Court Opinion

ID: 6031691
Source: CourtListenerOpinion
Date Created: 2022-01-13 12:54:55.011377+00
Date Added: 2024-06-11T08:51:17.576876
License: Public Domain

—Judgment, Supreme Court, Bronx County (Fred Eggert, J.), rendered September 6, 1990, convicting defendant, after a jury trial, of arson in the third degree, and sentencing him to a term of 4 to 12 years, unanimously affirmed. The matter is remanded to Supreme Court, Bronx County for further proceedings pursuant to CPL 460.50 (5).

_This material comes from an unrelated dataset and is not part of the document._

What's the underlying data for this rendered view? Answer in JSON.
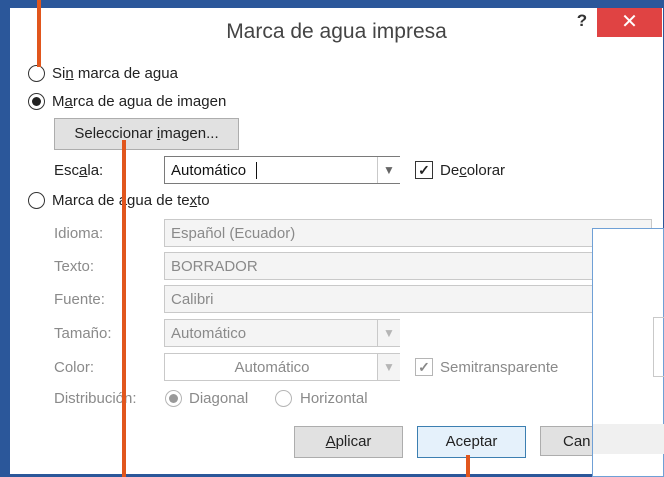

In a prior order of this Court (see, People v Litwa, 230 AD2d 638), we held the appeal in abeyance and remitted for a reconstruction hearing to ascertain whether a note received by *257the court from the forelady was upon the sole request of the deliberating jurors or whether it was sent at the request of the alternates as well. After remittitur, the hearing court concluded that any conversations between the alternate and deliberating jurors were of a “casual, non-specific nature.” The court concluded that there was no evidence that the alternate jurors discussed the case, their deliberations or the subject matter of the notes with the deliberating jurors. Nor was there evidence that the alternate jurors assisted the foreperson in drafting the note from the jury box. Accordingly, as the hearing court noted, “substantial evidence to overcome the presumption of regularity herein did not exist (People v Moore, 227 AD2d 227).” We have considered defendant’s other contentions and find them to be without merit. Concur — Rosenberger, J. P., Nardelli, Wallach, Williams and Tom, JJ.